Avec la décision des Britanniques de quitter l’Union européenne, le Royaume-Uni pourrait sortir d’Erasmus, dont trois millions de jeunes Européens ont bénéficié depuis sa création il y a presque 30 ans. Une hypothèse qui désole étudiants et universités, de part et d’autre de la Manche.

Etudiant allemand passé par la Grande-Bretagne grâce à Erasmus, Johannes Weber se dit sur Twitter, « triste de voir que cette opportunité est perdue pour les générations à venir ».

Car Erasmus est l’une des plus belles réussites de l’Europe. Même si sa naissance fut « atroce », estime Pascal Lamy, ancien commissaire européen. Jacques « Delors a dû +violer+ le conseil européen car il y avait 250 bonnes raisons de ne pas le mettre en place ».
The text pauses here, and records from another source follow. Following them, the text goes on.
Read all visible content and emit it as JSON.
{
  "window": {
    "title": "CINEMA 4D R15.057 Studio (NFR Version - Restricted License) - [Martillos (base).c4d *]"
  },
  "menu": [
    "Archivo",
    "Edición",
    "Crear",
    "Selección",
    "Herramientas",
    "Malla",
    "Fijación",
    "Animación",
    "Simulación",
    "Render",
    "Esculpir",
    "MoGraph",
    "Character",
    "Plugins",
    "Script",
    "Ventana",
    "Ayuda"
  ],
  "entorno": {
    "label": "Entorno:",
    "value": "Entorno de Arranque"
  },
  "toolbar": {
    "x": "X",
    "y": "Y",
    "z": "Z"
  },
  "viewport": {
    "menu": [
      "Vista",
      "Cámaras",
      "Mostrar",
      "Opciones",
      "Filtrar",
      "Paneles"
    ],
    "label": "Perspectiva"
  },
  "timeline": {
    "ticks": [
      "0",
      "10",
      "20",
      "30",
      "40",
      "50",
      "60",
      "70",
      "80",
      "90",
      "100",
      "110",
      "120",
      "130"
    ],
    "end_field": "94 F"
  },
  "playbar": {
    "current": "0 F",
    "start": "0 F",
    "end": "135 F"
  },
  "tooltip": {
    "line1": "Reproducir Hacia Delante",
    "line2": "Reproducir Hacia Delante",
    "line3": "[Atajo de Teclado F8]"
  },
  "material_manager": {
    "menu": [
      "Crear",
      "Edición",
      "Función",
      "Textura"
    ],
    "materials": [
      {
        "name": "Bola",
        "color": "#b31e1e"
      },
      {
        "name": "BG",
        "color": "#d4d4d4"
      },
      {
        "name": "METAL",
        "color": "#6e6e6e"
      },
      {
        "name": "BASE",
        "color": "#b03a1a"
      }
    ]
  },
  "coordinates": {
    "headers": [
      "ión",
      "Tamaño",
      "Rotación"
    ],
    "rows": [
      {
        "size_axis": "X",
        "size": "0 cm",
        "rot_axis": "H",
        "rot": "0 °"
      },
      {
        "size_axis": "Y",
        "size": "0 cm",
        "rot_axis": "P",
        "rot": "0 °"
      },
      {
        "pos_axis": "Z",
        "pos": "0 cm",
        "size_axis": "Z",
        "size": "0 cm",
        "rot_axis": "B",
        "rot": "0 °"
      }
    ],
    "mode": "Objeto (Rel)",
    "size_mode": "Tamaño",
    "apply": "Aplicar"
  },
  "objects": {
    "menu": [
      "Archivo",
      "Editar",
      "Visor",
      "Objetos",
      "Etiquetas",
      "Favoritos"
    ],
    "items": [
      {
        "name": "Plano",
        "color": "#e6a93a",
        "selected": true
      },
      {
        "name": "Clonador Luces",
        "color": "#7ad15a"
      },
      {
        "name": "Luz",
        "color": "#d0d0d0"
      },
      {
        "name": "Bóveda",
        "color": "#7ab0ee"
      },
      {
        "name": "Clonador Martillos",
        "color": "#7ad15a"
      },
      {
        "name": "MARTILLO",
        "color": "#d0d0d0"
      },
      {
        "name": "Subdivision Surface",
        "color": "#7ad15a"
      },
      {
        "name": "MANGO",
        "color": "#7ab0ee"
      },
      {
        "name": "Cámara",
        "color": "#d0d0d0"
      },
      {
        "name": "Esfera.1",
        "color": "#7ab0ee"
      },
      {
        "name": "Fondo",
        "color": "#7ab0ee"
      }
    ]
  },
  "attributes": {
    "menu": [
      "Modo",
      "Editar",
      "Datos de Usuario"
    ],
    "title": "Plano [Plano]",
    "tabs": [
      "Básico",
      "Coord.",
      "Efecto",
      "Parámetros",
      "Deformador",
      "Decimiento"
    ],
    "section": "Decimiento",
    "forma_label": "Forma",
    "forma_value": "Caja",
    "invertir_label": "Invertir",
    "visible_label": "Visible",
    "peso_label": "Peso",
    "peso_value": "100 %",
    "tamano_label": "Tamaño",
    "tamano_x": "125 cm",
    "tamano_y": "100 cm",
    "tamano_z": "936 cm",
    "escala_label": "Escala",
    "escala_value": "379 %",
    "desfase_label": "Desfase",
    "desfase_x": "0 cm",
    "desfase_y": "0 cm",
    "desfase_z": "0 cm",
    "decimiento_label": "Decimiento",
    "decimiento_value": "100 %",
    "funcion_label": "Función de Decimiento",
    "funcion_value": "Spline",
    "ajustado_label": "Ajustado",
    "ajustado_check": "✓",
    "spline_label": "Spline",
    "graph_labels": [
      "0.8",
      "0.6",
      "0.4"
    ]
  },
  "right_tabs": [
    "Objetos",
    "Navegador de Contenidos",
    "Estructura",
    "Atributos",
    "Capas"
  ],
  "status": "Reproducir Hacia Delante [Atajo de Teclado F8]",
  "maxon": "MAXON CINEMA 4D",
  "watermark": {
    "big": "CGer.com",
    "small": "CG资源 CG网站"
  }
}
Dès la publication des résultats du referendum du 23 juin, la conférence des présidents d’universités (CPU) françaises a transmis « sa solidarité et sa sympathie » aux universités britanniques, fortement mobilisées pour le maintien dans l’UE.

Son président, Jean-Loup Salzmann, rappelle qu’il n’y aura pas de conséquence à court terme puisque Londres dispose de deux ans pour négocier les conditions de sa sortie.

« L’accès futur du Royaume Uni à Erasmus sera déterminé dans le cadre de vastes discussion au sein de l’UE », a renchéri le gouvernement britannique. « D’ici là, nous continuons à participer au programme », assure Ruth Sinclair-Jones, directrice de Erasmus au Royaume-Uni.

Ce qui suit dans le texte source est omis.